Jujur, butuh waktu agak lama (dan bantuan ChatGPT & Gemini sebagai "mentor"), untuk membuat pemahaman film ini mengendap di kepala. Saya terbiasa merasakan emosi film dahulu baru memahaminya pelan-pelan, tapi dalam kasus The Worst Person in the World, saya butuh untuk memahaminya dulu baru bisa merasakannya. Saya pun sampai nonton dua kali untuk berusaha benar-benar "get-it" dengan apa yang sebenarnya ingin disampaikan oleh Joachim Trier (+dan Eskil Voght, as scriptwriter).
(Btw, PR saya berikutnya adalah Sentimental Value, dimana saya juga ga merasakan apa-apa selepas nonton filmnya huhu - what is wrong with me? 😢).
WHY I FEEL LOST (IN THE BEGINNING)
Agaknya, ada beberapa hal yang bikin saya kesulitan memahami filmnya. Pertama, The Worst Person in The World melakukan pendekatan utama yang sangat realis (walaupun ada 2 adegan sureal-imajinatif dalam film ini - salah satunya adalah adegan super cantik dimana Renate Reinsve berlari mengejar Herbert Nordrum di kota Oslo yang waktunya berhenti). Film ini juga kebanyakan dibentuk melalui percakapan antar karakter yang awalnya saya ga ngerasa itu penting-penting banget. Baru setelah menonton untuk kedua kalinya (dimana saya mulai bisa mencerna film ini), saya baru menyadari bahwa hampir setiap dialog yang ada itu punya maksud. Film ini mencoba untuk bicara banyak hal melalui dialog-dialognya.

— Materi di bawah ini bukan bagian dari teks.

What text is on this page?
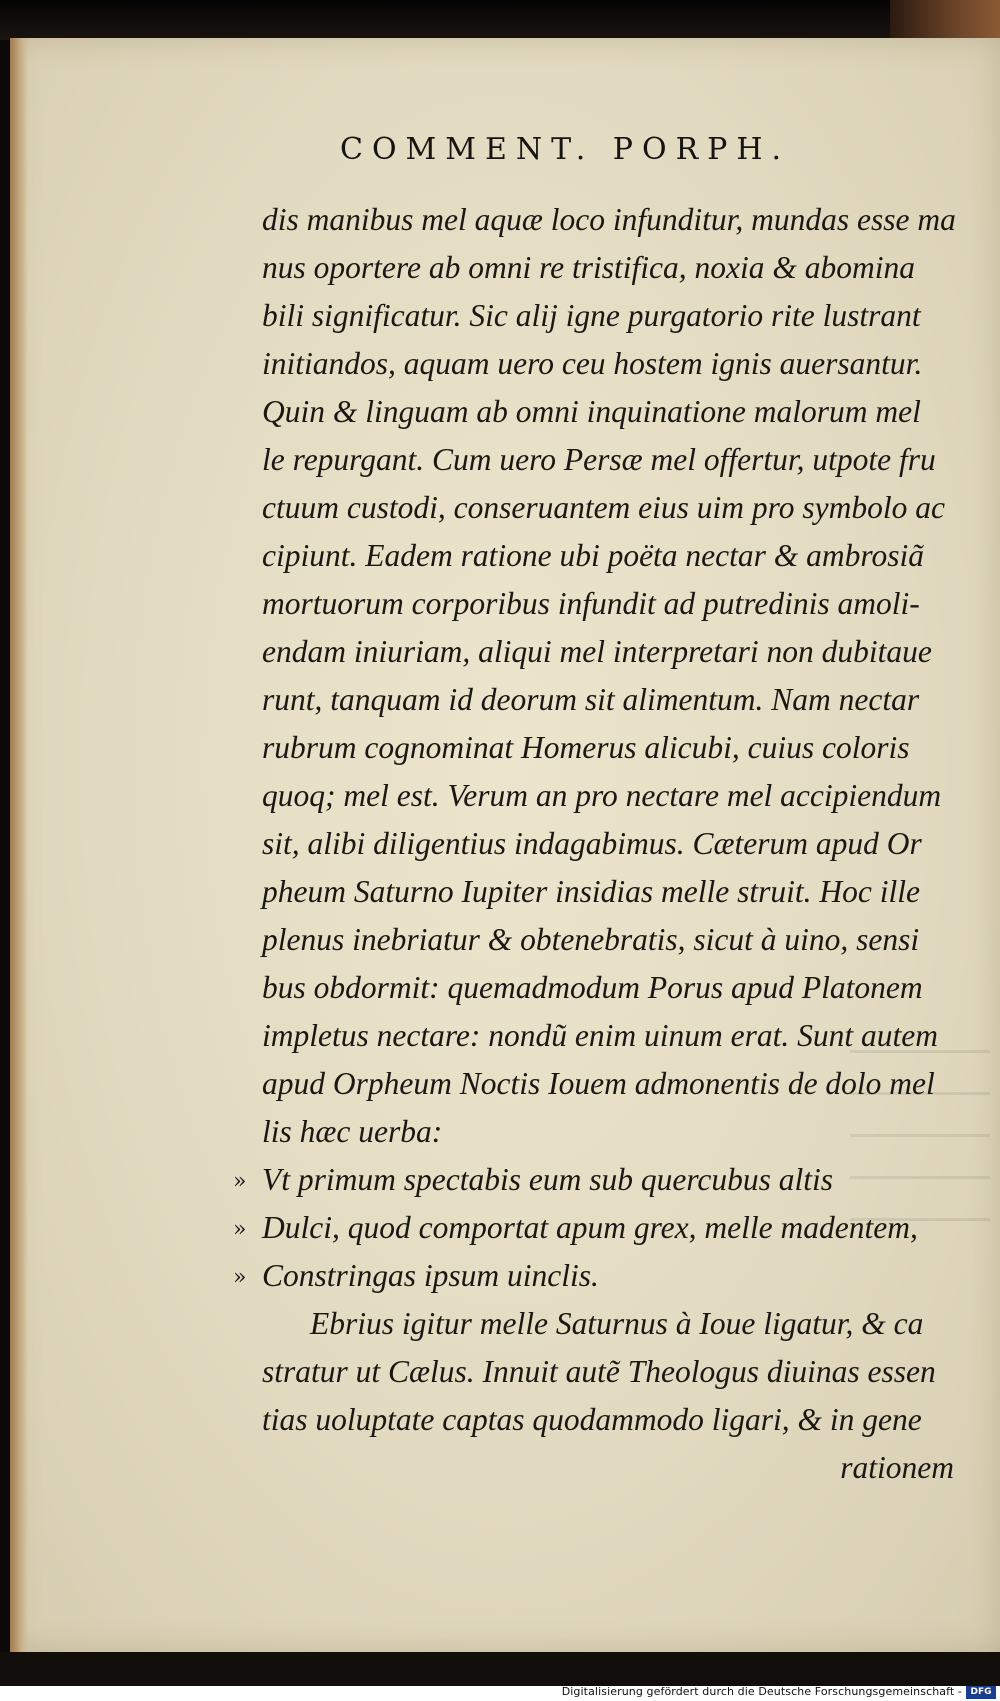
COMMENT. PORPH.
dis manibus mel aquæ loco infunditur, mundas esse ma
nus oportere ab omni re tristifica, noxia & abomina
bili significatur. Sic alij igne purgatorio rite lustrant
initiandos, aquam uero ceu hostem ignis auersantur.
Quin & linguam ab omni inquinatione malorum mel
le repurgant. Cum uero Persæ mel offertur, utpote fru
ctuum custodi, conseruantem eius uim pro symbolo ac
cipiunt. Eadem ratione ubi poëta nectar & ambrosiã
mortuorum corporibus infundit ad putredinis amoli-
endam iniuriam, aliqui mel interpretari non dubitaue
runt, tanquam id deorum sit alimentum. Nam nectar
rubrum cognominat Homerus alicubi, cuius coloris
quoq; mel est. Verum an pro nectare mel accipiendum
sit, alibi diligentius indagabimus. Cæterum apud Or
pheum Saturno Iupiter insidias melle struit. Hoc ille
plenus inebriatur & obtenebratis, sicut à uino, sensi
bus obdormit: quemadmodum Porus apud Platonem
impletus nectare: nondũ enim uinum erat. Sunt autem
apud Orpheum Noctis Iouem admonentis de dolo mel
lis hæc uerba:
» Vt primum spectabis eum sub quercubus altis
» Dulci, quod comportat apum grex, melle madentem,
» Constringas ipsum uinclis.
Ebrius igitur melle Saturnus à Ioue ligatur, & ca
stratur ut Cælus. Innuit autẽ Theologus diuinas essen
tias uoluptate captas quodammodo ligari, & in gene
rationem
Digitalisierung gefördert durch die Deutsche Forschungsgemeinschaft - DFG
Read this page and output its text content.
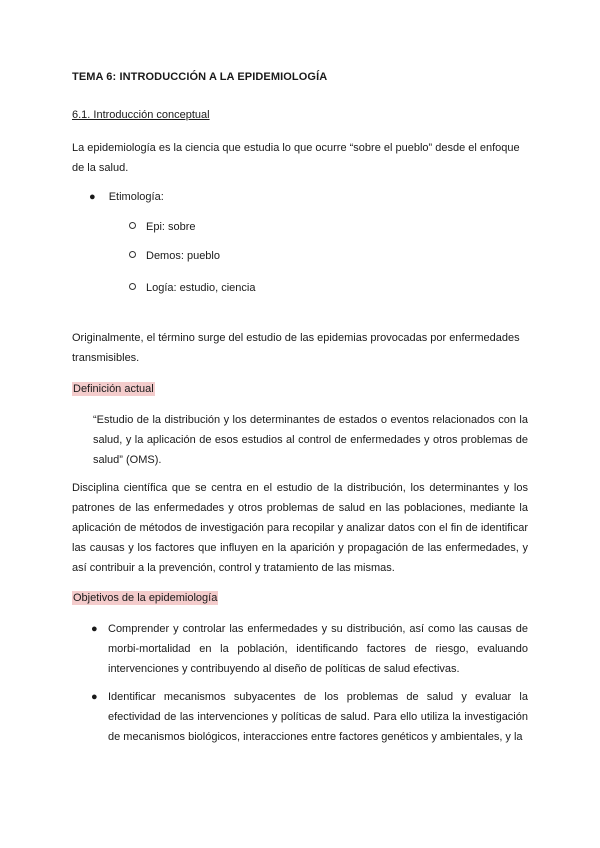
TEMA 6: INTRODUCCIÓN A LA EPIDEMIOLOGÍA
6.1. Introducción conceptual

La epidemiología es la ciencia que estudia lo que ocurre “sobre el pueblo” desde el enfoque de la salud.

● Etimología:
Epi: sobre
Demos: pueblo
Logía: estudio, ciencia

Originalmente, el término surge del estudio de las epidemias provocadas por enfermedades transmisibles.

Definición actual

“Estudio de la distribución y los determinantes de estados o eventos relacionados con la salud, y la aplicación de esos estudios al control de enfermedades y otros problemas de salud” (OMS).

Disciplina científica que se centra en el estudio de la distribución, los determinantes y los patrones de las enfermedades y otros problemas de salud en las poblaciones, mediante la aplicación de métodos de investigación para recopilar y analizar datos con el fin de identificar las causas y los factores que influyen en la aparición y propagación de las enfermedades, y así contribuir a la prevención, control y tratamiento de las mismas.

Objetivos de la epidemiología
● Comprender y controlar las enfermedades y su distribución, así como las causas de morbi-mortalidad en la población, identificando factores de riesgo, evaluando intervenciones y contribuyendo al diseño de políticas de salud efectivas.
● Identificar mecanismos subyacentes de los problemas de salud y evaluar la efectividad de las intervenciones y políticas de salud. Para ello utiliza la investigación de mecanismos biológicos, interacciones entre factores genéticos y ambientales, y la
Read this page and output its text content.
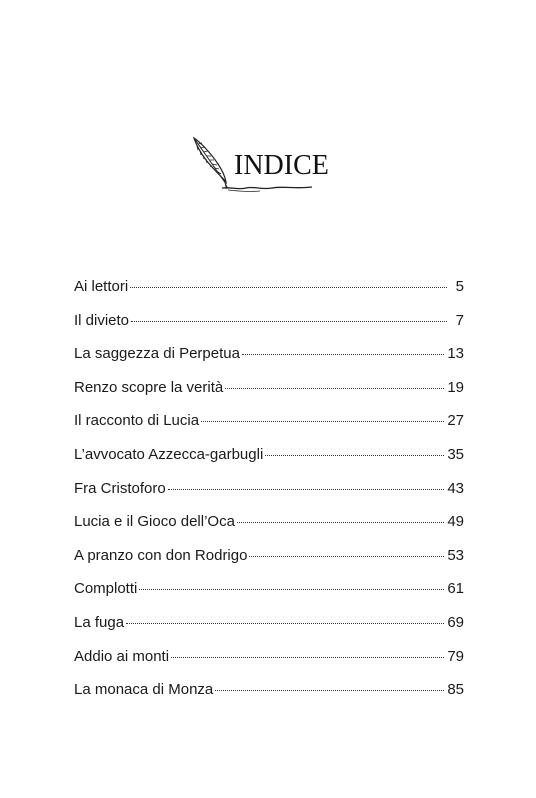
INDICE
Ai lettori	5
Il divieto	7
La saggezza di Perpetua	13
Renzo scopre la verità	19
Il racconto di Lucia	27
L’avvocato Azzecca-garbugli	35
Fra Cristoforo	43
Lucia e il Gioco dell’Oca	49
A pranzo con don Rodrigo	53
Complotti	61
La fuga	69
Addio ai monti	79
La monaca di Monza	85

Kedua, film ini disusun menjadi 12 bab (plus prolog & epilog). Ini sebenarnya adalah pendekatan yang unik, seperti membaca episode dan bab kisah hidup Julie. Tapi pada awalnya, ini bikin filmnya terasa sangat "episodik" dan terputus. Contoh, ada satu bab dimana Julie tiba-tiba menjadi writer berbakat ketika menulis soal oral seks dan feminisme, tapi di bab berikutnya kita tidak melihat Julie melanjutkan kemampuannya itu. Atau, ada satu bab dimana Julie menonton Aksel, sang mantan kekasih, dituduh misoginis di siaran televisi, dan saya merasa subplot ini tidak berhubungan dengan bagian selanjutnya. Saya tahu semua bab pasti punya makna penting, tapi awalnya saya beneran ga paham apa relevansi setiap bab dengan keseluruhan kisahnya?
Ketiga, pada mulanya karakter Julie tampak sangat pasif di mata saya. Saya merasa film ini seperti hendak membicarakan "krisis", tapi penyampaiannya sangat subtle dan seolah nyaris tidak terasa seperti krisis. Baru di kali kedua nonton, dimana saya berusaha lebih peka "membacanya", saya mulai bisa melihat bagaimana krisis itu dibentuk: melalui pandangan kosong Renate Reinsve dan ekspresinya kala menerawang jauh. Kita diajak masuk ke isi pikiran Julie - ke kehampaan, kebingungan, kecemasan yang dia rasakan - hanya lewat ekspresi Renate Reinsve.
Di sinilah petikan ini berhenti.